ABSTRACT

The past has been used and abused by those wielding power as well as by the powerless – both for the purpose of producing legitimacy and collective identity and in order to secure power or to mobilize against it. Since Howard Zinn’s seminal book The Politics of History of 1970 and the German Historikerstreit of the 1980s, political scientists, sociologists, and historians have called this concept-cum-strategy of making pointed use of history in the public sphere the “politics of history.” 1 The practice has, of course, much older roots. After the medieval doctrine of the divine right of kings, dynastic rights legitimized political rule in the early modern period. In the nineteenth century, in the realm of politics as well as in the public sphere, the idea of “historical rights” was originally developed and utilized primarily for the purpose of nation-building and state-building (including territorial demands); subsequently it was used to rally political support and mobilize the population. Tsars, emperors, sultans, kings, presidents, prime ministers, and other governmental actors, as well as political parties, religious institutions, trade unions, civic organizations, and protagonists of culture have formulated and pursued the “politics of history” in order to reach their aims. Monuments, holidays, anniversaries, celebrations, historical sites, museums, exhibitions, plays, and operas, not to mention national, religious, regional and cultural symbols, and cults of saints, heroes, or battles have all been thus instrumentalized. The results of such activities on the political level – in combination with family memories, private recollections, and individual memory as well as with the products of oral epic, folklore, literature, art, and scholarship – form the culture of remembrance of larger human collectives.
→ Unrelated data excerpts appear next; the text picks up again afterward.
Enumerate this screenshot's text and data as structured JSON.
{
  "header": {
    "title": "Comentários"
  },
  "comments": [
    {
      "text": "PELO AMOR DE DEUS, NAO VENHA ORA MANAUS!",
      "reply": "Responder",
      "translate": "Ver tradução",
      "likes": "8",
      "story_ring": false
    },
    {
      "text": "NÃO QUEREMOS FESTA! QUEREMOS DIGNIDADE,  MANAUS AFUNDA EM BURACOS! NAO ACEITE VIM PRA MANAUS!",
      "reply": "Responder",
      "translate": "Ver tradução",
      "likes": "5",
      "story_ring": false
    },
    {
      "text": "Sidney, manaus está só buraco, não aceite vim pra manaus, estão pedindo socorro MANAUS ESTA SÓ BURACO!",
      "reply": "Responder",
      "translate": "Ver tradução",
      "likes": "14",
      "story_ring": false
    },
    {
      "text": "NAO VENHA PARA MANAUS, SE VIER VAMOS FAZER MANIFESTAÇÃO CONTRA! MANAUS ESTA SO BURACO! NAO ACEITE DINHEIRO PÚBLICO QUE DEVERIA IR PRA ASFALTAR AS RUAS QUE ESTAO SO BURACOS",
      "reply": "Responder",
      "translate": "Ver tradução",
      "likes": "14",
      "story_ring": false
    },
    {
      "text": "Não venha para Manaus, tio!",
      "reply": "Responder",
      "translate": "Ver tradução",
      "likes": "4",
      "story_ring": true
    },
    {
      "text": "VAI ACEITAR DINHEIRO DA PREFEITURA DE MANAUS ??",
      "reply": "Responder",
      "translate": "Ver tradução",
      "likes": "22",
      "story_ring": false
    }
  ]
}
This holds true, first of all, for national societies, but also for ethnic groups, speakers of one and the same language, regions and their inhabitants, and of course for social, professional, religious, cultural, and other communities. In Central and Eastern Europe, the categories of religion and denomination, and later of nation and language, and finally that of state have framed both the “politics of history” and the culture of remembrance.